Uma abordagem de rotina da Guarda Municipal de Campos, na Rua Espírito Santo, transformou-se em um cenário de forte tensão e revolta nesta terça-feira (12). Um motoboy, tomado pelo desespero após ser parado por agentes de fiscalização, ateou fogo na própria motocicleta, o que gerou imediata repercussão entre moradores e motoristas que transitavam pelo local. O incidente foi registrado por diversas pessoas e as imagens, que mostram o veículo em chamas, rapidamente se espalharam pelas redes sociais, inflamando o debate sobre as ações de Ordem Pública no município.
Testemunhas que acompanharam a cena relataram que o trabalhador demonstrou profunda indignação com a forma como a fiscalização foi conduzida. Segundo os relatos, o ato extremo de incendiar o próprio instrumento de trabalho foi uma reação à pressão exercida pelas operações frequentes. O episódio mobilizou não apenas quem passava pelo local, mas também comerciantes da região, que se uniram ao coro de críticas contra a Secretaria de Ordem Pública e a Guarda Municipal, questionando o rigor aplicado especificamente contra quem utiliza a moto para o sustento diário.
A principal queixa da população reside na percepção de uma falta de isonomia nas operações. Moradores e trabalhadores afirmam que as fiscalizações parecem ser direcionadas majoritariamente aos motociclistas, enquanto outros tipos de veículos, como ônibus, vans e caminhões — muitos deles em condições visivelmente irregulares — circulariam sem o mesmo nível de cobrança.

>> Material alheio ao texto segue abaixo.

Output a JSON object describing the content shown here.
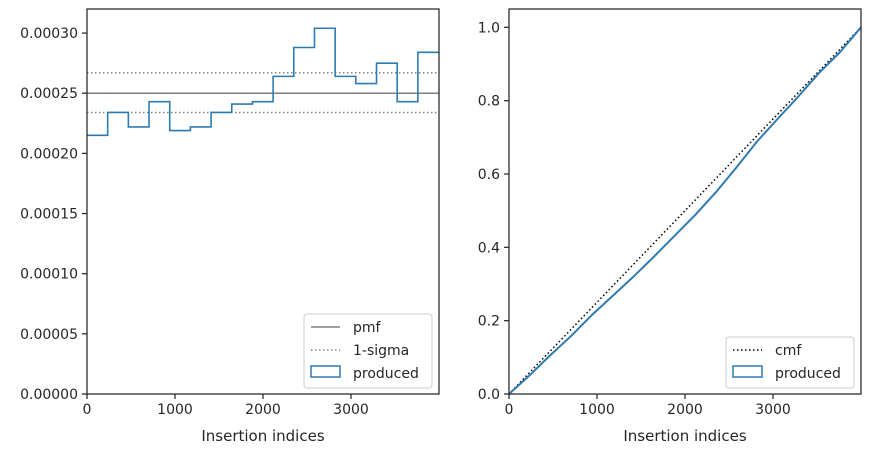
{
  "chart_data": [
    {
      "type": "step",
      "xlabel": "Insertion indices",
      "ylabel": "",
      "xlim": [
        0,
        4000
      ],
      "ylim": [
        0,
        0.00032
      ],
      "xticks": [
        0,
        1000,
        2000,
        3000
      ],
      "xtick_labels": [
        "0",
        "1000",
        "2000",
        "3000"
      ],
      "yticks": [
        0,
        5e-05,
        0.0001,
        0.00015,
        0.0002,
        0.00025,
        0.0003
      ],
      "ytick_labels": [
        "0.00000",
        "0.00005",
        "0.00010",
        "0.00015",
        "0.00020",
        "0.00025",
        "0.00030"
      ],
      "pmf": 0.00025,
      "sigma_band": [
        0.000234,
        0.000267
      ],
      "bin_edges": [
        0,
        235,
        470,
        705,
        940,
        1175,
        1410,
        1645,
        1880,
        2115,
        2350,
        2585,
        2820,
        3055,
        3290,
        3525,
        3760,
        4000
      ],
      "produced": [
        0.000215,
        0.000234,
        0.000222,
        0.000243,
        0.000219,
        0.000222,
        0.000234,
        0.000241,
        0.000243,
        0.000264,
        0.000288,
        0.000304,
        0.000264,
        0.000258,
        0.000275,
        0.000243,
        0.000284
      ],
      "legend": {
        "position": "lower-right",
        "entries": [
          "pmf",
          "1-sigma",
          "produced"
        ]
      },
      "colors": {
        "pmf": "#808080",
        "sigma": "#808080",
        "produced": "#2e7bb1"
      }
    },
    {
      "type": "line",
      "xlabel": "Insertion indices",
      "ylabel": "",
      "xlim": [
        0,
        4000
      ],
      "ylim": [
        0,
        1.05
      ],
      "xticks": [
        0,
        1000,
        2000,
        3000
      ],
      "xtick_labels": [
        "0",
        "1000",
        "2000",
        "3000"
      ],
      "yticks": [
        0,
        0.2,
        0.4,
        0.6,
        0.8,
        1.0
      ],
      "ytick_labels": [
        "0.0",
        "0.2",
        "0.4",
        "0.6",
        "0.8",
        "1.0"
      ],
      "cmf": {
        "x": [
          0,
          4000
        ],
        "y": [
          0,
          1.0
        ]
      },
      "produced": {
        "x": [
          0,
          235,
          470,
          705,
          940,
          1175,
          1410,
          1645,
          1880,
          2115,
          2350,
          2585,
          2820,
          3055,
          3290,
          3525,
          3760,
          4000
        ],
        "y": [
          0,
          0.051,
          0.106,
          0.158,
          0.215,
          0.267,
          0.319,
          0.374,
          0.431,
          0.488,
          0.55,
          0.618,
          0.689,
          0.751,
          0.812,
          0.876,
          0.932,
          1.0
        ]
      },
      "legend": {
        "position": "lower-right",
        "entries": [
          "cmf",
          "produced"
        ]
      },
      "colors": {
        "cmf": "#000000",
        "produced": "#2e7bb1"
      }
    }
  ]
}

Diante da gravidade do ocorrido, o caso reacende discussões profundas sobre os métodos de abordagem utilizados em Campos e o tratamento dispensado aos trabalhadores informais e prestadores de serviço de entrega. Até o momento, a Prefeitura de Campos e o comando da Guarda Municipal não se manifestaram oficialmente sobre o incidente ou sobre as críticas relacionadas aos critérios de seleção dos veículos abordados nas blitzes da cidade.